Au sud du Lac des Seize Îles

Des parcours migratoires francophone et anglophone distincts

Deux parcours migratoires distincts, l’un anglophone et l’autre francophone, se sont dessinés lors de la colonisation des Laurentides. Le premier, provenant de Saint-André-d’Argenteuil, s’amorça à la fin du 18e siècle donnant naissance au hameau de Lachute à partir duquel certains pionniers irlandais, écossais, anglais et américains du Vermont ont poursuivi leur périple vers les comtés de Gore et Wentworth.

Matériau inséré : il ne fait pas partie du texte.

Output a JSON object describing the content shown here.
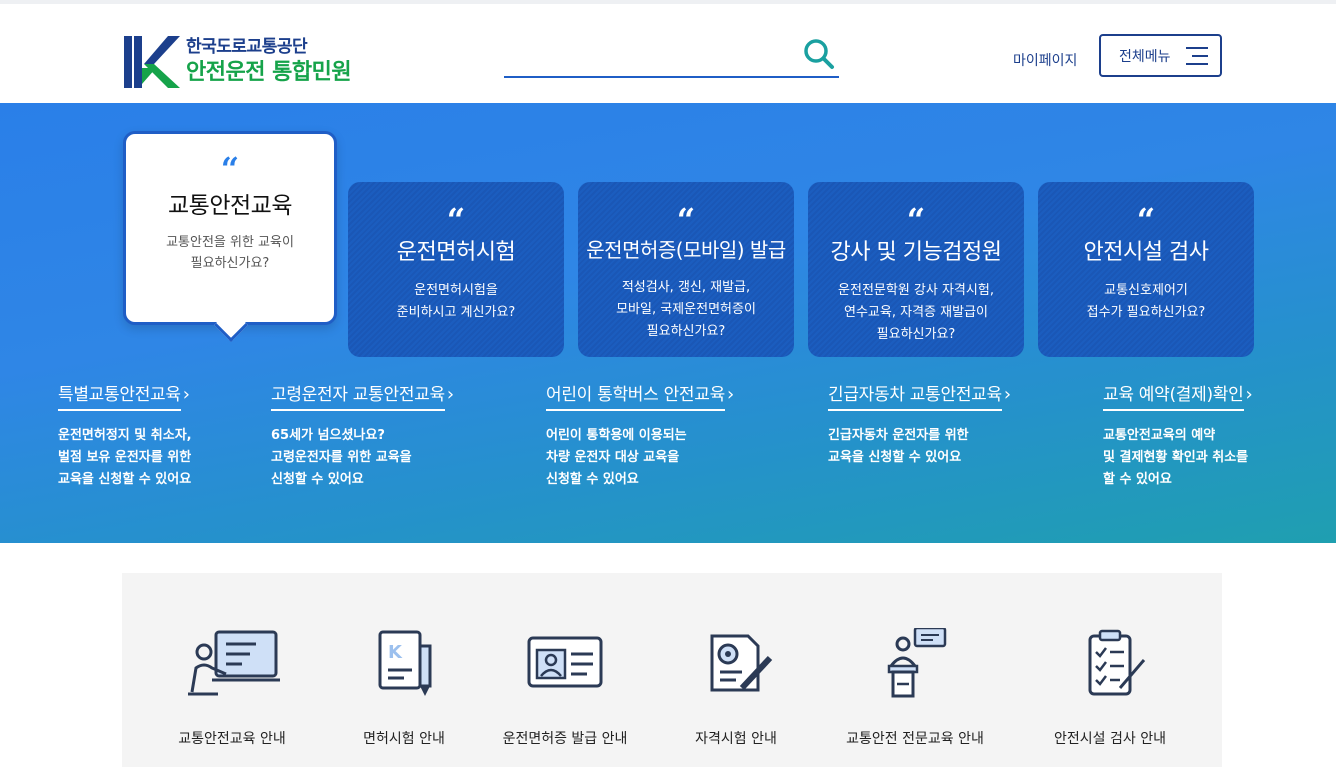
{
  "header": {
    "org_name": "한국도로교통공단",
    "service_name": "안전운전 통합민원",
    "search_placeholder": "",
    "mypage_label": "마이페이지",
    "allmenu_label": "전체메뉴"
  },
  "hero": {
    "main_card": {
      "title": "교통안전교육",
      "desc1": "교통안전을 위한 교육이",
      "desc2": "필요하신가요?"
    },
    "cards": [
      {
        "title": "운전면허시험",
        "desc1": "운전면허시험을",
        "desc2": "준비하시고 계신가요?",
        "desc3": ""
      },
      {
        "title": "운전면허증(모바일) 발급",
        "desc1": "적성검사, 갱신, 재발급,",
        "desc2": "모바일, 국제운전면허증이",
        "desc3": "필요하신가요?"
      },
      {
        "title": "강사 및 기능검정원",
        "desc1": "운전전문학원 강사 자격시험,",
        "desc2": "연수교육, 자격증 재발급이",
        "desc3": "필요하신가요?"
      },
      {
        "title": "안전시설 검사",
        "desc1": "교통신호제어기",
        "desc2": "접수가 필요하신가요?",
        "desc3": ""
      }
    ],
    "links": [
      {
        "title": "특별교통안전교육",
        "d1": "운전면허정지 및 취소자,",
        "d2": "벌점 보유 운전자를 위한",
        "d3": "교육을 신청할 수 있어요"
      },
      {
        "title": "고령운전자 교통안전교육",
        "d1": "65세가 넘으셨나요?",
        "d2": "고령운전자를 위한 교육을",
        "d3": "신청할 수 있어요"
      },
      {
        "title": "어린이 통학버스 안전교육",
        "d1": "어린이 통학용에 이용되는",
        "d2": "차량 운전자 대상 교육을",
        "d3": "신청할 수 있어요"
      },
      {
        "title": "긴급자동차 교통안전교육",
        "d1": "긴급자동차 운전자를 위한",
        "d2": "교육을 신청할 수 있어요",
        "d3": ""
      },
      {
        "title": "교육 예약(결제)확인",
        "d1": "교통안전교육의 예약",
        "d2": "및 결제현황 확인과 취소를",
        "d3": "할 수 있어요"
      }
    ],
    "chevron": "›"
  },
  "guide": {
    "items": [
      {
        "label": "교통안전교육 안내",
        "icon": "presentation-icon"
      },
      {
        "label": "면허시험 안내",
        "icon": "document-pen-icon"
      },
      {
        "label": "운전면허증 발급 안내",
        "icon": "id-card-icon"
      },
      {
        "label": "자격시험 안내",
        "icon": "certificate-pen-icon"
      },
      {
        "label": "교통안전 전문교육 안내",
        "icon": "lecturer-podium-icon"
      },
      {
        "label": "안전시설 검사 안내",
        "icon": "checklist-clipboard-icon"
      }
    ]
  },
  "colors": {
    "brand_blue": "#1c3f8c",
    "brand_green": "#16a34a",
    "hero_blue": "#2a7fe8",
    "card_blue": "#1b5dbf"
  }
}
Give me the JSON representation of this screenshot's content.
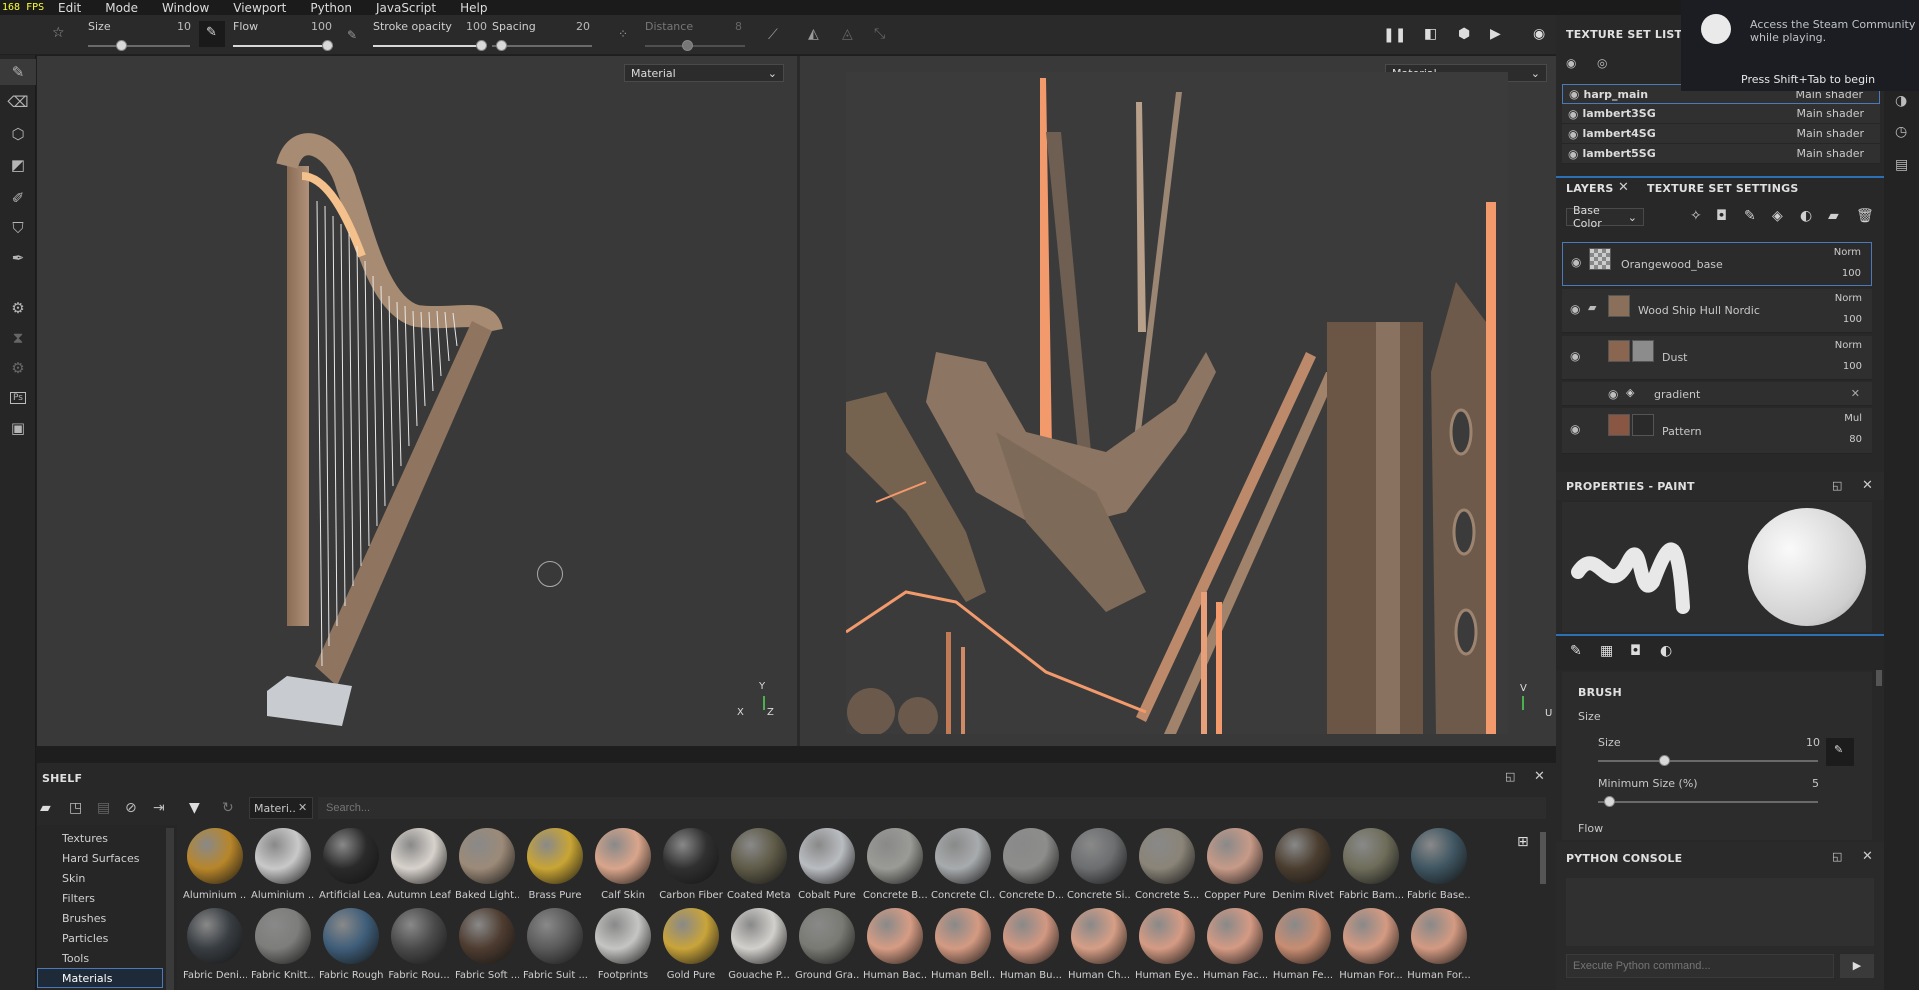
{
  "fps": "168 FPS",
  "menu": [
    "Edit",
    "Mode",
    "Window",
    "Viewport",
    "Python",
    "JavaScript",
    "Help"
  ],
  "toolbar": {
    "size_label": "Size",
    "size_value": "10",
    "flow_label": "Flow",
    "flow_value": "100",
    "stroke_opacity_label": "Stroke opacity",
    "stroke_opacity_value": "100",
    "spacing_label": "Spacing",
    "spacing_value": "20",
    "distance_label": "Distance",
    "distance_value": "8"
  },
  "viewport3d": {
    "mode": "Material",
    "axis_y": "Y",
    "axis_x": "X",
    "axis_z": "Z"
  },
  "viewport2d": {
    "mode": "Material",
    "axis_v": "V",
    "axis_u": "U"
  },
  "texture_set_list": {
    "title": "TEXTURE SET LIST",
    "rows": [
      {
        "name": "harp_main",
        "shader": "Main shader"
      },
      {
        "name": "lambert3SG",
        "shader": "Main shader"
      },
      {
        "name": "lambert4SG",
        "shader": "Main shader"
      },
      {
        "name": "lambert5SG",
        "shader": "Main shader"
      }
    ]
  },
  "steam": {
    "line1": "Access the Steam Community",
    "line2": "while playing.",
    "hint": "Press Shift+Tab to begin"
  },
  "layers": {
    "tab_layers": "LAYERS",
    "tab_settings": "TEXTURE SET SETTINGS",
    "channel": "Base Color",
    "items": [
      {
        "name": "Orangewood_base",
        "blend": "Norm",
        "opacity": "100"
      },
      {
        "name": "Wood Ship Hull Nordic",
        "blend": "Norm",
        "opacity": "100"
      },
      {
        "name": "Dust",
        "blend": "Norm",
        "opacity": "100"
      },
      {
        "name": "gradient"
      },
      {
        "name": "Pattern",
        "blend": "Mul",
        "opacity": "80"
      }
    ]
  },
  "properties": {
    "title": "PROPERTIES - PAINT",
    "brush_header": "BRUSH",
    "size_group": "Size",
    "size_label": "Size",
    "size_value": "10",
    "size_fraction": 0.3,
    "minsize_label": "Minimum Size (%)",
    "minsize_value": "5",
    "minsize_fraction": 0.05,
    "flow_label": "Flow"
  },
  "python_console": {
    "title": "PYTHON CONSOLE",
    "placeholder": "Execute Python command..."
  },
  "shelf": {
    "title": "SHELF",
    "filter_tag": "Materi..",
    "search_placeholder": "Search...",
    "categories": [
      "Textures",
      "Hard Surfaces",
      "Skin",
      "Filters",
      "Brushes",
      "Particles",
      "Tools",
      "Materials"
    ],
    "selected_category": "Materials",
    "row1": [
      {
        "label": "Aluminium ...",
        "color": "#b8862a"
      },
      {
        "label": "Aluminium ...",
        "color": "#c9c9c9"
      },
      {
        "label": "Artificial Lea...",
        "color": "#2a2a2a"
      },
      {
        "label": "Autumn Leaf",
        "color": "#d8d2cc"
      },
      {
        "label": "Baked Light...",
        "color": "#9c8a78"
      },
      {
        "label": "Brass Pure",
        "color": "#c9a534"
      },
      {
        "label": "Calf Skin",
        "color": "#d9a58b"
      },
      {
        "label": "Carbon Fiber",
        "color": "#303030"
      },
      {
        "label": "Coated Metal",
        "color": "#5f5b48"
      },
      {
        "label": "Cobalt Pure",
        "color": "#b9bcc0"
      },
      {
        "label": "Concrete B...",
        "color": "#9a9a96"
      },
      {
        "label": "Concrete Cl...",
        "color": "#a8abad"
      },
      {
        "label": "Concrete D...",
        "color": "#8d8d8b"
      },
      {
        "label": "Concrete Si...",
        "color": "#6c6e70"
      },
      {
        "label": "Concrete S...",
        "color": "#8a8478"
      },
      {
        "label": "Copper Pure",
        "color": "#c79a88"
      },
      {
        "label": "Denim Rivet",
        "color": "#4b3e30"
      },
      {
        "label": "Fabric Bam...",
        "color": "#6e6d5a"
      },
      {
        "label": "Fabric Base...",
        "color": "#3f5662"
      }
    ],
    "row2": [
      {
        "label": "Fabric Deni...",
        "color": "#383d42"
      },
      {
        "label": "Fabric Knitt...",
        "color": "#7d7d7b"
      },
      {
        "label": "Fabric Rough",
        "color": "#3f5e7a"
      },
      {
        "label": "Fabric Rou...",
        "color": "#4a4a4a"
      },
      {
        "label": "Fabric Soft ...",
        "color": "#4e3c30"
      },
      {
        "label": "Fabric Suit ...",
        "color": "#5a5a5a"
      },
      {
        "label": "Footprints",
        "color": "#c5c5c3"
      },
      {
        "label": "Gold Pure",
        "color": "#c9a43a"
      },
      {
        "label": "Gouache P...",
        "color": "#d2d0cc"
      },
      {
        "label": "Ground Gra...",
        "color": "#7a7a74"
      },
      {
        "label": "Human Bac...",
        "color": "#d69c84"
      },
      {
        "label": "Human Bell...",
        "color": "#d49a82"
      },
      {
        "label": "Human Bu...",
        "color": "#d29882"
      },
      {
        "label": "Human Ch...",
        "color": "#d69e86"
      },
      {
        "label": "Human Eye...",
        "color": "#d59b84"
      },
      {
        "label": "Human Fac...",
        "color": "#d49a84"
      },
      {
        "label": "Human Fe...",
        "color": "#c88d72"
      },
      {
        "label": "Human For...",
        "color": "#d49a82"
      },
      {
        "label": "Human For...",
        "color": "#d39a82"
      }
    ]
  }
}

Le mouvement francophone, plus tardif, s’est quant à lui propagé vers le nord et l’ouest à partir de Saint-Jérôme, et fut grandement facilité par le chemin de fer qui s’est déployé de Montréal vers les Cantons du Nord à partir de 1876. 

Charles Adonias Millette

Charles Adonias Millette (1859-1942) et Clémence Mourëz [Mourey] (1863-1939), photographiés vers le début du 20e siècle.

À la fin de l’été1885, Charles Adonias Millette, son épouse Clémence Mourëz et leurs trois enfants partirent de Saint-Sauveur pour prendre possession d’une propriété de près de 300 acres en bordure du lac Argenté.

«...Charles Adonias [était] très habile de ses mains et Clémence passée maître dans la préparation des viandes de boucherie et des légumes racines, ce couple devenu cultivateur et éleveur en bétail se partageait les tâches inhérentes: l’élevage et le gardiennage des animaux tels que les poules, porcs, vaches, moutons, chèvres et chevaux, ainsi que l’aménagement d’un très grand potager, confié surtout à Clémence, afin de subvenir au besoin de la famille. On raconte que la galette de sarrasin de Clémence était très populaire dans la région.»
- Luc Lamond, La famille Millette, Vision du Patrimoine, mai 2019

La maison Millette

La maison de Charles Adonias Millette (1859-1942) et Clémence Mourëz [Mourey] (1863-1939) au sud du lac des Seize Îles, près du lac Argenté.
Source: Luc Lamond


Le lac des Seize Îles, encaissé entre les collines laurentiennes, convenait mieux à la pêche et la villégiature qu’à l’agriculture. Toutefois, les terres qui bordent les lacs Laurel et Argenté dans le secteur sud semblaient assez prometteuses aux yeux de colons d’origine anglophone et francophone. Des familles s’y sont installées dès la moitié du 19e siècle.

Une grande famille

Adonias Stanislas Millette (1883-1957) avec un vacancier, vers 1910.
Source: Luc Lamond


Charles Adonias et Clémence eurent quinze enfants et la plupart d’entre eux sont demeurés dans la région. Pour bien vivre dans cette campagne loin des grands bourgs, on devait maîtriser plusieurs métiers.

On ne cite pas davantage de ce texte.